Михаил Федорович (Козляков) - страница 176

Проект реформ стряпчего Ивана Андреевича Бутурлина — неординарное явление для московских порядков. В Московском государстве очень не любили нововведений, не освященных стариной, поэтому у реформаторов было мало шансов на успех. Стали обсуждать не суть того, что предлагал Бутурлин, а совсем другое — в каких отношениях находится он со своим «дядею» — окольничим Федором Леонтьевичем Бутурлиным, старшим на местнической лестнице в роду Бутурлиных. Тому инициатива племянника тоже не сулила ничего хорошего, поэтому он решил спрятаться за спасительное объяснение: дескать, Иван Бутурлин «не в целом уме». В дальнейшем карьера стряпчего Ивана Андреевича Бутурлина развивалась обычным порядком: он остался при Дворе и со временем даже получил чин московского дворянина. А значит, все наветы на него в связи с челобитной 1634 года и обвинения в сумасшествии не имеют под собой основания. Просто в глазах тогдашнего общества именно так воспринимались поступки людей, решившихся высказывать свои суждения о необходимости изменений в Московском государстве[327].

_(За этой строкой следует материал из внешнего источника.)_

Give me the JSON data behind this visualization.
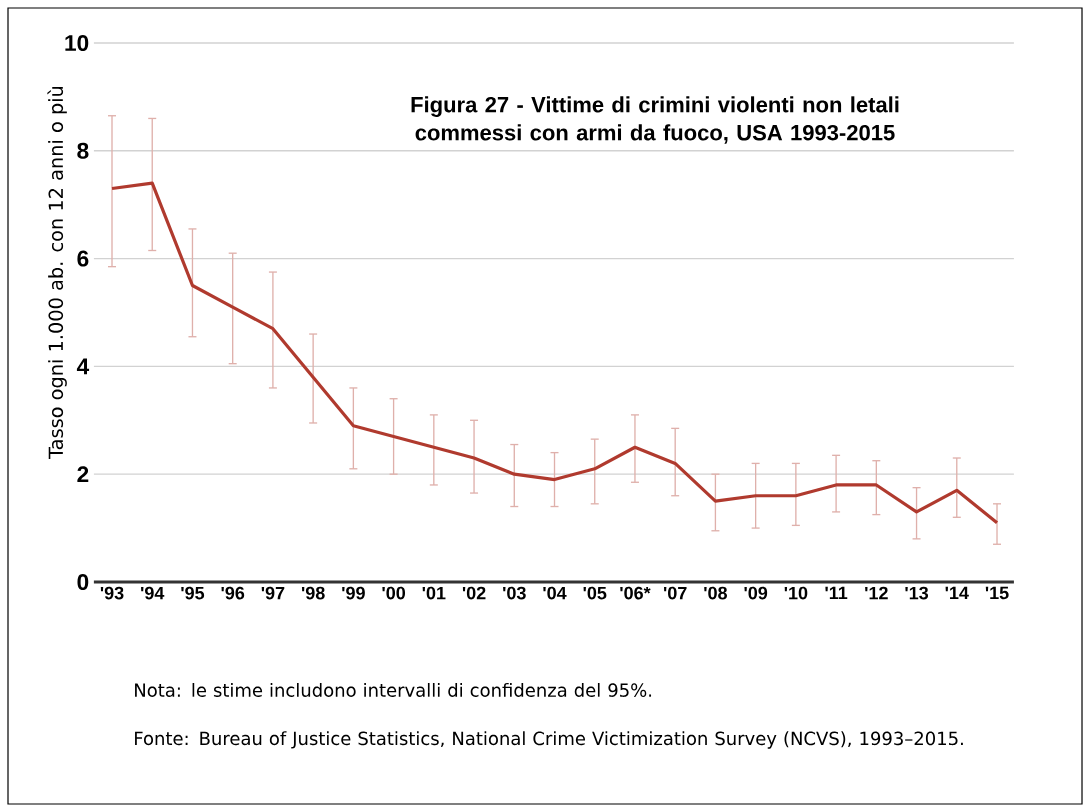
{
  "chart_data": {
    "type": "line",
    "title": "Figura 27 - Vittime di crimini violenti non letali commessi con armi da fuoco, USA 1993-2015",
    "ylabel": "Tasso ogni 1.000 ab. con 12 anni o più",
    "categories": [
      "'93",
      "'94",
      "'95",
      "'96",
      "'97",
      "'98",
      "'99",
      "'00",
      "'01",
      "'02",
      "'03",
      "'04",
      "'05",
      "'06*",
      "'07",
      "'08",
      "'09",
      "'10",
      "'11",
      "'12",
      "'13",
      "'14",
      "'15"
    ],
    "series": [
      {
        "color": "#b03a2e",
        "values": [
          7.3,
          7.4,
          5.5,
          5.1,
          4.7,
          3.8,
          2.9,
          2.7,
          2.5,
          2.3,
          2.0,
          1.9,
          2.1,
          2.5,
          2.2,
          1.5,
          1.6,
          1.6,
          1.8,
          1.8,
          1.3,
          1.7,
          1.1
        ],
        "errors": [
          [
            5.85,
            8.65
          ],
          [
            6.15,
            8.6
          ],
          [
            4.55,
            6.55
          ],
          [
            4.05,
            6.1
          ],
          [
            3.6,
            5.75
          ],
          [
            2.95,
            4.6
          ],
          [
            2.1,
            3.6
          ],
          [
            2.0,
            3.4
          ],
          [
            1.8,
            3.1
          ],
          [
            1.65,
            3.0
          ],
          [
            1.4,
            2.55
          ],
          [
            1.4,
            2.4
          ],
          [
            1.45,
            2.65
          ],
          [
            1.85,
            3.1
          ],
          [
            1.6,
            2.85
          ],
          [
            0.95,
            2.0
          ],
          [
            1.0,
            2.2
          ],
          [
            1.05,
            2.2
          ],
          [
            1.3,
            2.35
          ],
          [
            1.25,
            2.25
          ],
          [
            0.8,
            1.75
          ],
          [
            1.2,
            2.3
          ],
          [
            0.7,
            1.45
          ]
        ]
      }
    ],
    "ylim": [
      0,
      10
    ],
    "yticks": [
      0,
      2,
      4,
      6,
      8,
      10
    ],
    "grid": "y",
    "marker": "none",
    "line_style": "solid",
    "annotations": [
      "Nota: le stime includono intervalli di confidenza del 95%.",
      "Fonte: Bureau of Justice Statistics, National Crime Victimization Survey (NCVS), 1993–2015."
    ]
  }
}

Вопрос о том, называть ли политическую систему 1619–1633 годов «двоевластием», является, по крайней мере, дискуссионным. У названной проблемы существует не только политический, но и личный аспект. Обычно отношение царя Михаила Федоровича к своему отцу не принимается в расчет в построениях историков, что и приводит их к фундаментальному непониманию и узости трактовок. Между тем в совместной деятельности царя и патриарха по управлению государством было прежде всего взаимное движение к гармонии чувств отца и сына, которая так часто и жестоко нарушалась раньше внешними вторжениями. В источниках нельзя отыскать ни одного распоряжения патриарха Филарета, сделанного против воли царя или без совета с ним. И — наоборот. Если это называть «двоевластием», тогда можно принять и такой термин. Однако в характеристике политической системы Московского государства в 1620-е годы большей частью подразумевается другое: доминирование патриарха Филарета над якобы безвольным и лишенным реальной власти сыном.

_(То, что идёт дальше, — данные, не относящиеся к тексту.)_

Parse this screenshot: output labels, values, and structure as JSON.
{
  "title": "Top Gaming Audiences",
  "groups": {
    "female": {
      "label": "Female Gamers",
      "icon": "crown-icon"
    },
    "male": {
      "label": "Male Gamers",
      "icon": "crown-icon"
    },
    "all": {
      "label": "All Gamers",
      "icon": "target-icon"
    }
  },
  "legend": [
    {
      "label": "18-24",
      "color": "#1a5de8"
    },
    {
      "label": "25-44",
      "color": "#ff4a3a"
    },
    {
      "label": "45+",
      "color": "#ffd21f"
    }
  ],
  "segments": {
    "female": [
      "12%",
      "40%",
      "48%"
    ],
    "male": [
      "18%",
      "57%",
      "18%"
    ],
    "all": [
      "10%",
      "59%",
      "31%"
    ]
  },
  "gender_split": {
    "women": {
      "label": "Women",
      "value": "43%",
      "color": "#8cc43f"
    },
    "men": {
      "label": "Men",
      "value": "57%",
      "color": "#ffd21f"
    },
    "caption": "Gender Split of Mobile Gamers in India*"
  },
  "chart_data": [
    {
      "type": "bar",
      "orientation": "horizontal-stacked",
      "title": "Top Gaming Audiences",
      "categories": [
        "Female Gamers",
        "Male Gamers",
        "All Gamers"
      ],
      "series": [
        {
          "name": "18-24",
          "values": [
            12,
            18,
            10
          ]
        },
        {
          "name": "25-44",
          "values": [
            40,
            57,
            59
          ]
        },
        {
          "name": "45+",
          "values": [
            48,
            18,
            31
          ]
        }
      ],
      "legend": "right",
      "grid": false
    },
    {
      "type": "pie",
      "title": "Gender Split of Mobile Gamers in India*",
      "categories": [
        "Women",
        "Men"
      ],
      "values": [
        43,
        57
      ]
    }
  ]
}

А это, на наш взгляд, не так. Анализ так называемой «программы патриарха Филарета» показал, что в первые годы после его возвращения можно говорить не об осуществлении какого-то заранее продуманного плана реформ, но лишь о самых общих целях, движение к которым и диктовало власти принимаемые решения. Указы царя и Боярской думы чаще всего зависели от челобитных или выписок по делам, рассматриваемых на думских заседаниях, и следовали заведенному прежде приказному порядку. Это не значит, что власть московских государей не была инициативной, что Михаил Федорович вместе с отцом не продумывали своих действий или не учитывали последствий тех или иных поступков. Но им совсем не обязательно было заниматься для этого какой-то идеологической подготовкой. На всю их деятельность сильнейшее влияние оказывали фундаментальные ценности; достаточно было того, что царь и патриарх издавали указы во имя восстановления прежнего порядка вещей, установленного «прирожеными государями», и защищали православие. Лучше патриарха Филарета Никитича никто не мог олицетворять такую преемственность с прошлым веком. Правда, современникам было понятно и другое: опыт Смутного времени тоже нельзя было отменить, как нельзя было уйти от решения проблем, рожденных им.